1. GOOD VISION
Do I have the best correction possible so that I can see effectively? (Are my glasses cleaned every morning?)
2. GOOD HEARING
Do I have the best correction possible so that I can communicate effectively?
(Are my hearing aid batteries checked every morning?)
3. MAXIMALLY AMBULATORY
Do I have the best possible durable medical devices
to achieve my potential ability to move about in my living environment?
(Is my walker and/or wheelchair checked for safe operation?)
4. MAXIMALLY MOBILE
Can I reach my maximum potential to come and go from my
living environment to satisfy my desire to run errands?
(Are there clear cut travel arrangements, and do I know about them?)

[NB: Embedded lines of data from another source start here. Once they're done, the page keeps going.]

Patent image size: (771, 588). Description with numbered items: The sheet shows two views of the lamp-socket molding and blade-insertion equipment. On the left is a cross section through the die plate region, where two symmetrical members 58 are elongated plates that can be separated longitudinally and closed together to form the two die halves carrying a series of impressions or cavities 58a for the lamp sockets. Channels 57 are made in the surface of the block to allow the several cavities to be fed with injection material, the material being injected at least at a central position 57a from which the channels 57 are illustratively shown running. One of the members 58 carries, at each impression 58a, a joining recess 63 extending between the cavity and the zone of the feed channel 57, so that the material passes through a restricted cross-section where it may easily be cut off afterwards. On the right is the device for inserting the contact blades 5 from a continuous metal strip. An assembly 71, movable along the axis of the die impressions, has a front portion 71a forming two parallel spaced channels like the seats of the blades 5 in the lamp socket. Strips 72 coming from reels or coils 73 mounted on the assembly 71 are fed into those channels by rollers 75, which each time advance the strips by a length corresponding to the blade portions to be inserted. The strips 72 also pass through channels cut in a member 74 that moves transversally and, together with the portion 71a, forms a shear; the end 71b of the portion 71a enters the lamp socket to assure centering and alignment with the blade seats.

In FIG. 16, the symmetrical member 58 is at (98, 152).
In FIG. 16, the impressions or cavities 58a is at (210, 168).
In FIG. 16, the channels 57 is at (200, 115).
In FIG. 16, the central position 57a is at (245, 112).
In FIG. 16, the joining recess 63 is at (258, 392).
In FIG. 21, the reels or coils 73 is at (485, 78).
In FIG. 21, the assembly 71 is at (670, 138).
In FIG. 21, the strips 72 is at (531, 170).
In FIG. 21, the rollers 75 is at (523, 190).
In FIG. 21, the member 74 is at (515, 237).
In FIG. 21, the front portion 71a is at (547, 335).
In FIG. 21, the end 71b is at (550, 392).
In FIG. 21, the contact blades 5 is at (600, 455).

5. APPROPRIATE LIVING ENVIRONMENT
Am I living safely?
(Can I get around successfully in the space in which I live?)
6. HEALTHY AND SATISFACTORY MEALS
Do I like eating what I get to eat?
(Can I have successful input on the selection of meals that I eat?)
7. SUCCESSFUL STRESS REDUCTION
Can I find acceptable or reasonable
solutions to what worries me?
(Are there people available to help me accomplish this?)
8. SUCCESSFUL DIAGNOSIS & TREATMENT OF ILLNESS
Am I taking care of my medical problems promptly and thoroughly?
(Are my family members helping me to get healthier?)
9. MEANINGFUL ACTIVITIES
What do I like to do, and do I get to do what it is
that makes me happy?
(Are there people available to help me accomplish this?)
10. REASONABLE DEMANDS
Are my demands on my family reasonable; are my family's
demands on me also reasonable?
(Are we working to meet each other half way?)
11. TRUSTWORTHY ASSISTANT
Have I selected, and am I successfully interacting
with, an individual who can help me make decisions and manage my finances?